British PM clarifies stance on troops in Ukraine
British Prime Minister Rishi Sunak has said the UK has no plans to send military instructors to Ukraine to train local troops, claiming there was “some misreporting” of comments by Defense Secretary Grant Shapps, who floated the idea.
During a visit to Burnley on Sunday, Sunak said he wanted to make the situation “absolutely clear,” explaining that Shapps did not mean British soldiers would be deployed in Ukraine during the conflict with Russia.
The UK has been training Ukrainian soldiers on British soil for “for a long time,” he noted.
According to the PM, the defense secretary actually meant that “it might well be possible one day in the future for us to do some of that training in Ukraine.”
“But that’s something for the long term, not the here and now, there are no British soldiers that will be sent to fight in the current conflict. That’s not what’s happening,” he insisted.
London continues to provide military training to the Ukrainians, but it’s “doing that here in the UK,” Sunak assured.
Grant Shapps told The Telegraph on Friday that he was discussing with British military chiefs the possibility of “eventually getting the training brought closer and actually into Ukraine as well.”
“I think the opportunity now is to bring more things ‘in country’,” especially to western Ukraine, he said, mentioning training as well as British defense firms launching production there.

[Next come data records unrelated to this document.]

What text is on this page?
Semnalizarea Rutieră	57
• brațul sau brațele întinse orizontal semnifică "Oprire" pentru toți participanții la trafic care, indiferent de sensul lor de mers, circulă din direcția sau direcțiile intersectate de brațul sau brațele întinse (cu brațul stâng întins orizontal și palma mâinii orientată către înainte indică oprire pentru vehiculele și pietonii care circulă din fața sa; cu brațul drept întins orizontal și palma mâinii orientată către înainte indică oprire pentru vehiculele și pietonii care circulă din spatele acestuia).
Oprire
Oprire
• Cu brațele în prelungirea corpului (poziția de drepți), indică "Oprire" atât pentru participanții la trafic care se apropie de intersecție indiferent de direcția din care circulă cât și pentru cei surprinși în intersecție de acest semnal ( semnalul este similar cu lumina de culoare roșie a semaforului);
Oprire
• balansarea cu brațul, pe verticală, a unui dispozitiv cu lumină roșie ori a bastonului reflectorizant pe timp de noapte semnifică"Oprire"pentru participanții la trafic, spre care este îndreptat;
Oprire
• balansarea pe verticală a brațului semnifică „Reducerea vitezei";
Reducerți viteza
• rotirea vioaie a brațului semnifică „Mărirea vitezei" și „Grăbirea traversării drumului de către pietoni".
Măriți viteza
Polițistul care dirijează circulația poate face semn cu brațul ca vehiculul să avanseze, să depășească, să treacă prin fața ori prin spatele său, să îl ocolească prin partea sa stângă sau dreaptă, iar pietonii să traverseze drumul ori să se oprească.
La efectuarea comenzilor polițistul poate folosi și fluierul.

Former Russian president Dmitry Medvedev labeled the UK defense secretary a “cretin” over his remarks, warning that the deployment of British instructors to Ukraine might trigger World War III.

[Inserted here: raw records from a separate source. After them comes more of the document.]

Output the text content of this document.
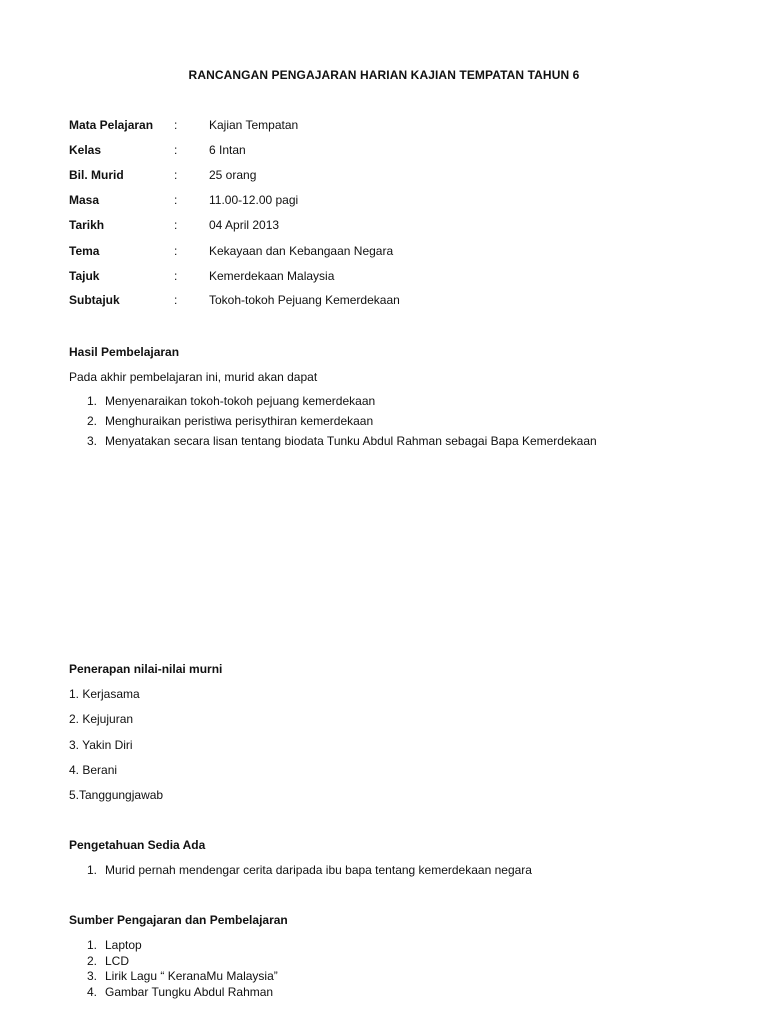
RANCANGAN PENGAJARAN HARIAN KAJIAN TEMPATAN TAHUN 6
Mata Pelajaran :	Kajian Tempatan
Kelas	:	6 Intan
Bil. Murid	:	25 orang
Masa	:	11.00-12.00 pagi
Tarikh	:	04 April 2013
Tema	:	Kekayaan dan Kebangaan Negara
Tajuk	:	Kemerdekaan Malaysia
Subtajuk	:	Tokoh-tokoh Pejuang Kemerdekaan
Hasil Pembelajaran
Pada akhir pembelajaran ini, murid akan dapat
1. Menyenaraikan tokoh-tokoh pejuang kemerdekaan
2. Menghuraikan peristiwa perisythiran kemerdekaan
3. Menyatakan secara lisan tentang biodata Tunku Abdul Rahman sebagai Bapa Kemerdekaan
Penerapan nilai-nilai murni
1. Kerjasama
2. Kejujuran
3. Yakin Diri
4. Berani
5.Tanggungjawab
Pengetahuan Sedia Ada
1. Murid pernah mendengar cerita daripada ibu bapa tentang kemerdekaan negara
Sumber Pengajaran dan Pembelajaran
1. Laptop
2. LCD
3. Lirik Lagu “ KeranaMu Malaysia”
4. Gambar Tungku Abdul Rahman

Medvedev, who currently serves as the deputy head of Russia’s Security Council, said in a post on Telegram on Sunday that British servicemen would become a “legitimate target” for Russian troops and would be “mercilessly destroyed.”

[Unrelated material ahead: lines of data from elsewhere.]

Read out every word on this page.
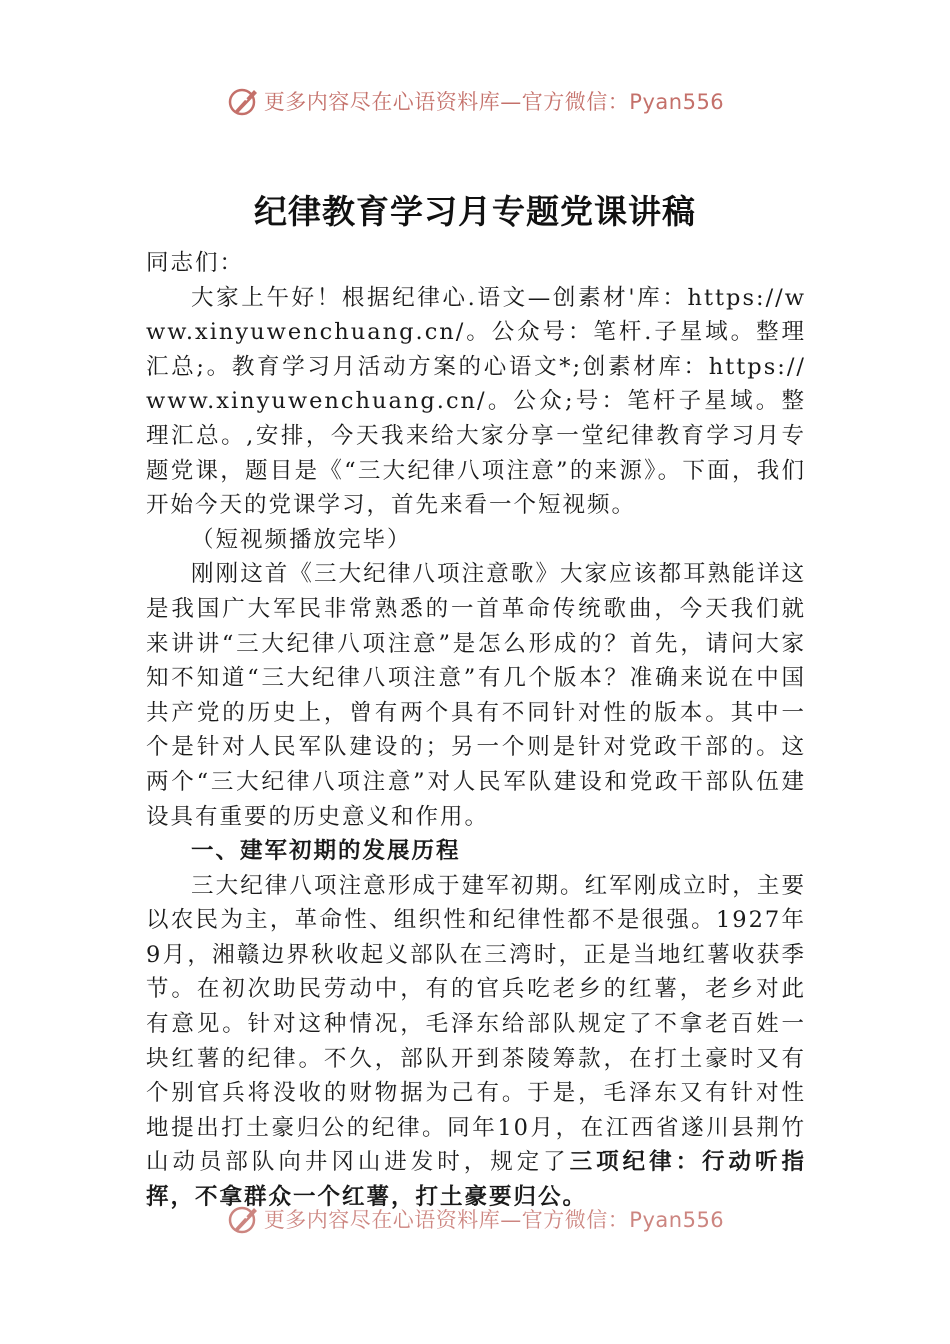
更多内容尽在心语资料库—官方微信：Pyan556
纪律教育学习月专题党课讲稿

同志们：

大家上午好！根据纪律心.语文—创素材'库：https://www.xinyuwenchuang.cn/。公众号：笔杆.子星域。整理汇总;。教育学习月活动方案的心语文*;创素材库：https://www.xinyuwenchuang.cn/。公众;号：笔杆子星域。整理汇总。,安排，今天我来给大家分享一堂纪律教育学习月专题党课，题目是《“三大纪律八项注意”的来源》。下面，我们开始今天的党课学习，首先来看一个短视频。

（短视频播放完毕）

刚刚这首《三大纪律八项注意歌》大家应该都耳熟能详这是我国广大军民非常熟悉的一首革命传统歌曲，今天我们就来讲讲“三大纪律八项注意”是怎么形成的？首先，请问大家知不知道“三大纪律八项注意”有几个版本？准确来说在中国共产党的历史上，曾有两个具有不同针对性的版本。其中一个是针对人民军队建设的；另一个则是针对党政干部的。这两个“三大纪律八项注意”对人民军队建设和党政干部队伍建设具有重要的历史意义和作用。

一、建军初期的发展历程

三大纪律八项注意形成于建军初期。红军刚成立时，主要以农民为主，革命性、组织性和纪律性都不是很强。1927年9月，湘赣边界秋收起义部队在三湾时，正是当地红薯收获季节。在初次助民劳动中，有的官兵吃老乡的红薯，老乡对此有意见。针对这种情况，毛泽东给部队规定了不拿老百姓一块红薯的纪律。不久，部队开到茶陵筹款，在打土豪时又有个别官兵将没收的财物据为己有。于是，毛泽东又有针对性地提出打土豪归公的纪律。同年10月，在江西省遂川县荆竹山动员部队向井冈山进发时，规定了三项纪律：行动听指挥，不拿群众一个红薯，打土豪要归公。

更多内容尽在心语资料库—官方微信：Pyan556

US Republican congresswoman Marjorie Taylor Greene also voiced alarm over Britain’s apparent plans to send troops to Ukraine, writing on X (formerly Twitter): “They’re going to start World War III” and that “the US cannot participate” in such a deployment, stressing: “No American troops” in Ukraine.
Since the start of its military operation in Ukraine in February 2022, Moscow has repeatedly argued that the provision of arms, intelligence-sharing and training of Kiev’s troops already means that Western nations have de facto become parties to the conflict.